最高裁で「違憲状態」とされ、一票の格差を是正しないまま行われようとしている衆院選(12月16日投開票)の差し止めを求めて特別抗告した弁護士グループが敗訴した。(最下部に引用記事)
何のことはない、この弁護士センセイたちにとっては「予定通り」の判決である。法律的に棄却されることが分かっていたからこその提訴であり、裁判官は無駄な仕事に付き合わされたことになる。
原告の主張(違憲状態での選挙反対)は、理屈ではよく分かる。だが、そもそも法改正に必要な衆議院はすでに解散してしまっているのだ。選挙の差し止めを認めるということは、その前提である解散も撤回させなければならない。
そんなことはあり得ないと、法律に精通した原告のセンセイたちはよく分かっているはずだ。では、彼らはなぜこのような提訴をしたのだろうか。
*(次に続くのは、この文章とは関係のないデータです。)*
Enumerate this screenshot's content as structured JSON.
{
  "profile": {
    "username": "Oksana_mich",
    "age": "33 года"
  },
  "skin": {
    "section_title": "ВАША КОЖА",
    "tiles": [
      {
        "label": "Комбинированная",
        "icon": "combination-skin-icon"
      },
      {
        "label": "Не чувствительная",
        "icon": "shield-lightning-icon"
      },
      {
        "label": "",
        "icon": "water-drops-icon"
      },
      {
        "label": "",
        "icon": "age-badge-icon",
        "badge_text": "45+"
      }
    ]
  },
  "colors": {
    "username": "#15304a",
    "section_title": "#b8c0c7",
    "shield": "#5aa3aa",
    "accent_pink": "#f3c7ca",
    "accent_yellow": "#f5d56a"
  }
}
「人権派」や「市民派」を自称する弁護士や一部の市民団体は、時折このような訴訟を起こす。地方議員による政務調査費の使途が不明朗だとする返還請求などがいい例だろう。成功報酬などない、いわば「正義の訴訟」である。
だが、供給過剰の弁護士業界は弱肉強食の時代に突入し、最近はサラ金への過払い金返還訴訟でボロ儲け…という者も多い。そんなご時世に「正義」という自己満足だけでメシは食えないため、今回のような「結果ありきの行政訴訟」を起こして声高に記者会見をするのだ。
つまり、訴訟の目的は「売名」であり、マスコミもその本質を分かっているため、今回の判決報道はどの媒体もベタ記事扱いである。
「普通の人が考えればおかしい」(山口弁護士)と叫ぶ前に、自身の訴訟自体が「普通の人が考えればおかしい」ことに気付くべきだろう。
1票の格差:衆院選差し止め、原告敗訴が確定 上告棄却
最高裁が示した「違憲状態」を是正しないまま行われる12月16日投開票の衆院選を巡り、1票の格差是正を求める山口邦明弁護士のグループが国を相手に選挙実施の差し止めなどを求めた訴訟で、最高裁第1小法廷(横田尤孝裁判長)は30日付で、訴えを却下した1、2審判断を支持し、上告と特別抗告をいずれも棄却する決定を出した。弁護士グループの敗訴が確定した。
1、2審とも「選挙の差し止め訴訟を起こせると定めた法律の規定はない」と判断。小法廷も「上告理由に該当しない」と退けた。
山口弁護士は記者会見し「最高裁が憲法違反と判断した定数配分規定で再び選挙をやるのは普通の人が考えればおかしい。人権侵害が行われようとしているのに止めないとはどういうことか」と憤った。